Em 1.º de abril de 2014, nos 50 anos do início do regime militar brasileiro (1964-1985), um grupo de estudantes e servidores da Universidade Federal do Paraná (UFPR) decidiu fazer uma “descomemoração” da data ao atacar, remover e esconder o busto do ex-reitor da UFPR Flávio Suplicy de Lacerda. Sob a justificativa de que é necessário “discutir” a participação do ex-reitor no regime militar, com a exigência de identificá-lo como “agente da ditadura”, desde há mais de um ano a peça está desaparecida, com “movimentos sociais” de classe média.
Flávio Suplicy reconhecidamente era o que se pode chamar de “conservador”. Embora sua formação político-filosófica inicial tenha sido com o progressismo positivista, como adulto aderiu ao catolicismo, na vertente da neocristandade do cardeal Sebastião Leme, que tinha um forte caráter antimoderno e, portanto, conservador e até reacionário.

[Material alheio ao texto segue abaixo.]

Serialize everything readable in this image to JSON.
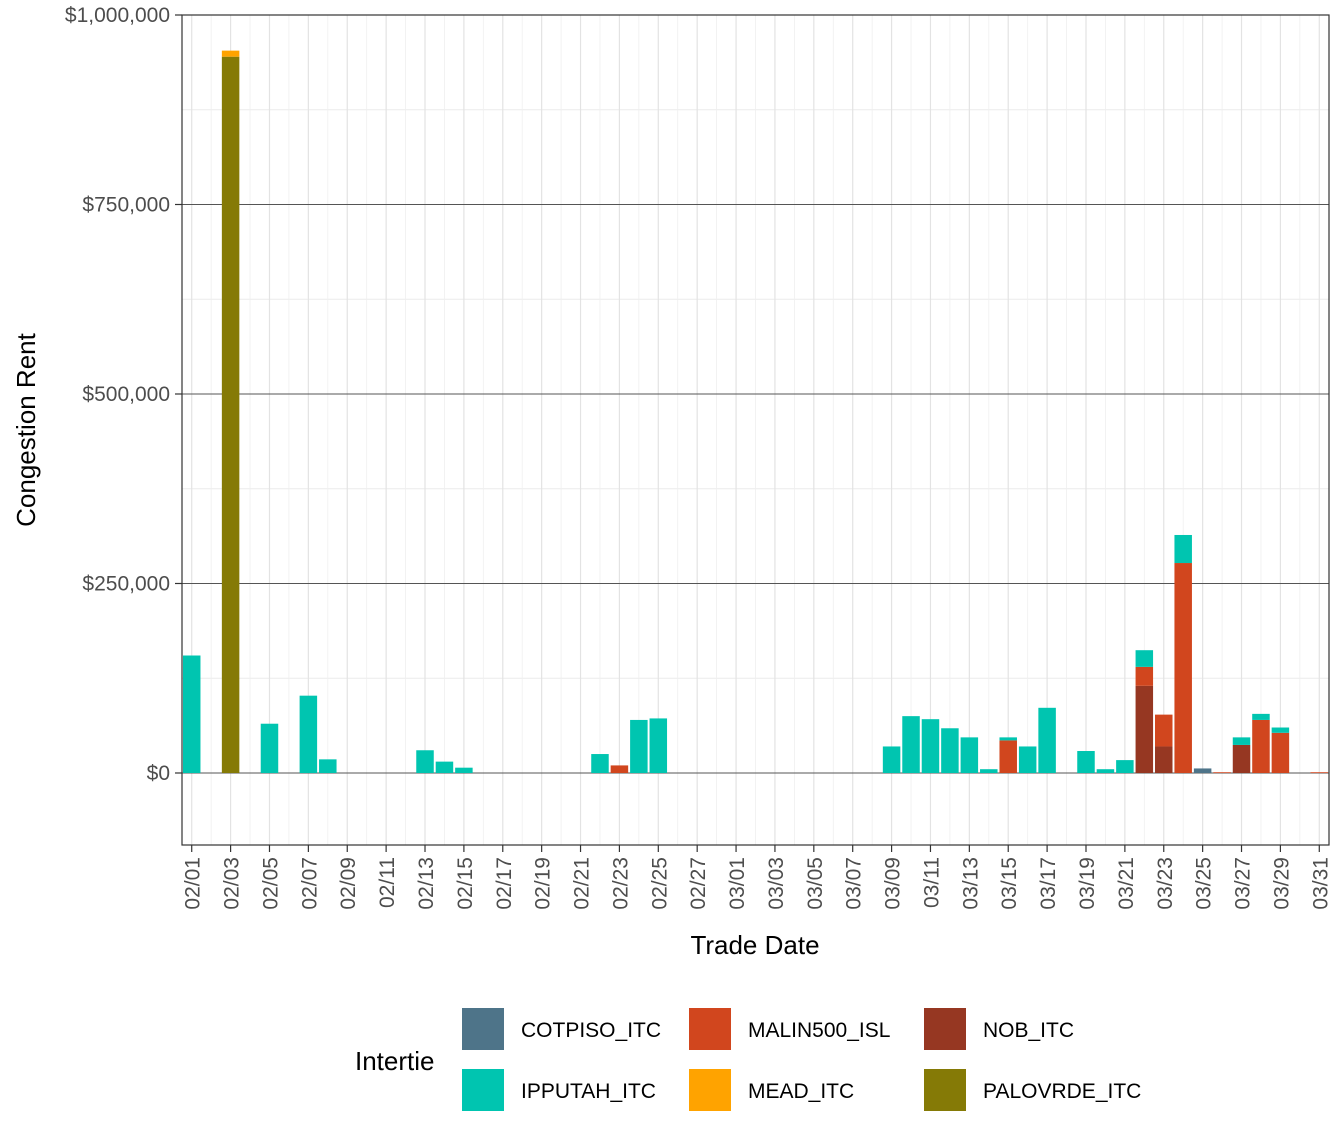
{
  "chart_data": {
    "type": "bar",
    "stacked": true,
    "xlabel": "Trade Date",
    "ylabel": "Congestion Rent",
    "ylim": [
      -95000,
      1000000
    ],
    "y_ticks": [
      0,
      250000,
      500000,
      750000,
      1000000
    ],
    "y_tick_labels": [
      "$0",
      "$250,000",
      "$500,000",
      "$750,000",
      "$1,000,000"
    ],
    "grid": true,
    "legend_position": "bottom",
    "legend_title": "Intertie",
    "x_tick_labels": [
      "02/01",
      "02/03",
      "02/05",
      "02/07",
      "02/09",
      "02/11",
      "02/13",
      "02/15",
      "02/17",
      "02/19",
      "02/21",
      "02/23",
      "02/25",
      "02/27",
      "03/01",
      "03/03",
      "03/05",
      "03/07",
      "03/09",
      "03/11",
      "03/13",
      "03/15",
      "03/17",
      "03/19",
      "03/21",
      "03/23",
      "03/25",
      "03/27",
      "03/29",
      "03/31"
    ],
    "categories": [
      "02/01",
      "02/02",
      "02/03",
      "02/04",
      "02/05",
      "02/06",
      "02/07",
      "02/08",
      "02/09",
      "02/10",
      "02/11",
      "02/12",
      "02/13",
      "02/14",
      "02/15",
      "02/16",
      "02/17",
      "02/18",
      "02/19",
      "02/20",
      "02/21",
      "02/22",
      "02/23",
      "02/24",
      "02/25",
      "02/26",
      "02/27",
      "02/28",
      "03/01",
      "03/02",
      "03/03",
      "03/04",
      "03/05",
      "03/06",
      "03/07",
      "03/08",
      "03/09",
      "03/10",
      "03/11",
      "03/12",
      "03/13",
      "03/14",
      "03/15",
      "03/16",
      "03/17",
      "03/18",
      "03/19",
      "03/20",
      "03/21",
      "03/22",
      "03/23",
      "03/24",
      "03/25",
      "03/26",
      "03/27",
      "03/28",
      "03/29",
      "03/30",
      "03/31"
    ],
    "stack_order": [
      "PALOVRDE_ITC",
      "NOB_ITC",
      "MALIN500_ISL",
      "MEAD_ITC",
      "IPPUTAH_ITC",
      "COTPISO_ITC"
    ],
    "legend_order": [
      "COTPISO_ITC",
      "IPPUTAH_ITC",
      "MALIN500_ISL",
      "MEAD_ITC",
      "NOB_ITC",
      "PALOVRDE_ITC"
    ],
    "series": [
      {
        "name": "COTPISO_ITC",
        "color": "#4E7489",
        "values": [
          0,
          0,
          0,
          0,
          0,
          0,
          0,
          0,
          0,
          0,
          0,
          0,
          0,
          0,
          0,
          0,
          0,
          0,
          0,
          0,
          0,
          0,
          0,
          0,
          0,
          0,
          0,
          0,
          0,
          0,
          0,
          0,
          0,
          0,
          0,
          0,
          0,
          0,
          0,
          0,
          0,
          0,
          0,
          0,
          0,
          0,
          0,
          0,
          0,
          0,
          0,
          0,
          6000,
          0,
          0,
          0,
          0,
          0,
          0
        ]
      },
      {
        "name": "IPPUTAH_ITC",
        "color": "#00C5B0",
        "values": [
          155000,
          0,
          0,
          0,
          65000,
          0,
          102000,
          18000,
          0,
          0,
          0,
          0,
          30000,
          15000,
          7000,
          0,
          0,
          0,
          0,
          0,
          0,
          25000,
          0,
          70000,
          72000,
          0,
          0,
          0,
          0,
          0,
          0,
          0,
          0,
          0,
          0,
          0,
          35000,
          75000,
          71000,
          59000,
          47000,
          5000,
          4000,
          35000,
          86000,
          0,
          29000,
          5000,
          17000,
          22000,
          0,
          37000,
          0,
          0,
          10000,
          8000,
          7000,
          0,
          0
        ]
      },
      {
        "name": "MALIN500_ISL",
        "color": "#D1461E",
        "values": [
          0,
          0,
          0,
          0,
          0,
          0,
          0,
          0,
          0,
          0,
          0,
          0,
          0,
          0,
          0,
          0,
          0,
          0,
          0,
          0,
          0,
          0,
          10000,
          0,
          0,
          0,
          0,
          0,
          0,
          0,
          0,
          0,
          0,
          0,
          0,
          0,
          0,
          0,
          0,
          0,
          0,
          0,
          43000,
          0,
          0,
          0,
          0,
          0,
          0,
          25000,
          42000,
          277000,
          0,
          1000,
          0,
          70000,
          53000,
          0,
          1000
        ]
      },
      {
        "name": "MEAD_ITC",
        "color": "#FFA300",
        "values": [
          0,
          0,
          8000,
          0,
          0,
          0,
          0,
          0,
          0,
          0,
          0,
          0,
          0,
          0,
          0,
          0,
          0,
          0,
          0,
          0,
          0,
          0,
          0,
          0,
          0,
          0,
          0,
          0,
          0,
          0,
          0,
          0,
          0,
          0,
          0,
          0,
          0,
          0,
          0,
          0,
          0,
          0,
          0,
          0,
          0,
          0,
          0,
          0,
          0,
          0,
          0,
          0,
          0,
          0,
          0,
          0,
          0,
          0,
          0
        ]
      },
      {
        "name": "NOB_ITC",
        "color": "#963722",
        "values": [
          0,
          0,
          0,
          0,
          0,
          0,
          0,
          0,
          0,
          0,
          0,
          0,
          0,
          0,
          0,
          0,
          0,
          0,
          0,
          0,
          0,
          0,
          0,
          0,
          0,
          0,
          0,
          0,
          0,
          0,
          0,
          0,
          0,
          0,
          0,
          0,
          0,
          0,
          0,
          0,
          0,
          0,
          0,
          0,
          0,
          0,
          0,
          0,
          0,
          115000,
          35000,
          0,
          0,
          0,
          37000,
          0,
          0,
          0,
          0
        ]
      },
      {
        "name": "PALOVRDE_ITC",
        "color": "#857A06",
        "values": [
          0,
          0,
          945000,
          0,
          0,
          0,
          0,
          0,
          0,
          0,
          0,
          0,
          0,
          0,
          0,
          0,
          0,
          0,
          0,
          0,
          0,
          0,
          0,
          0,
          0,
          0,
          0,
          0,
          0,
          0,
          0,
          0,
          0,
          0,
          0,
          0,
          0,
          0,
          0,
          0,
          0,
          0,
          0,
          0,
          0,
          0,
          0,
          0,
          0,
          0,
          0,
          0,
          0,
          0,
          0,
          0,
          0,
          0,
          0
        ]
      }
    ]
  }
}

Está na hora de haver uma discussão mais ampla sobre símbolos, patrimônio público e ações políticas
Dito isso, entre 1949 e 1964 (e, depois, entre 1967 e 1971) Flávio Suplicy foi reitor da UFPR, tendo realizado um ambicioso e importante conjunto de reformas na universidade: construção do Centro Politécnico; ampliação do prédio histórico, na Praça Santos Andrade; construção do Hospital de Clínicas, do complexo da Biblioteca Central (que inclui a Casa da Estudante Universitária de Curitiba, o Restaurante Universitário do câmpus Centro e a sede do Diretório Central dos Estudantes da UFPR) e do complexo da Reitoria (que inclui o Teatro da Reitoria); também criou alguns grupos artísticos (Coro e Orquestra Filarmônica). Em virtude do conjunto dessas medidas, recebeu em 1958 um busto, que até 2014 ficava na entrada da Reitoria.
É certo, por outro lado, que entre 1964 e 1966 foi duas vezes ministro da Educação do regime militar, tendo implementado os chamados “acordos MEC-Usaid”, que reformaram o conjunto do ensino brasileiro, mudando os nomes e reduzindo em um ano os ciclos obrigatórios. Mas, ao mesmo tempo, instituiu o voto obrigatório para os órgãos de representação discente no ensino superior e teve coragem de propor a discussão sobre ensino superior público pago.
Flávio Suplicy foi ministro da Educação do regime militar. Mas antes (e depois) foi reitor da UFPR: o busto desaparecido comemora sua atuação neste cargo, em que teve uma atuação importantíssima, cujos frutos beneficiam os mesmos manifestantes que ora o percebem unicamente como “agente da ditadura”.
Os manifestantes que depredaram e esconderam o busto – aliás, patrimônio público federal – exigem a “discussão” pública, mas ao mesmo tempo impõem uma condição para sua devolução: que Flávio Suplicy seja reconhecido como “agente da ditadura”. Deixando de lado que “agente da ditadura” é eufemismo para “torturador” – coisa que Flávio Suplicy não era –, a “discussão” exigida pelos sequestradores do busto aceita apenas uma parte da atuação extremamente multifacetada (e, com certeza, com momentos bem menos felizes) e é condicionada à aceitação do resultado previamente definido por eles. Aliás, um editorial da Gazeta do Povo de 20 de abril de 2014 notou que a acusação de “agente da ditadura” é mais parcial do que parece: os manifestantes não se põem contra Getúlio Vargas e celebram terroristas e/ou autoritários de esquerda.
Em abril de 2014 a reitoria da UFPR afirmou que “negociaria” com os “manifestantes”, no sentido de recuperar a peça; todavia, um ano após os atos danosos ao patrimônio público e à memória da UFPR, vê-se que, se ocorreram, tais “negociações” não resultaram em absolutamente nada. Realmente, está na hora de haver uma discussão mais ampla sobre símbolos, patrimônio público e ações políticas.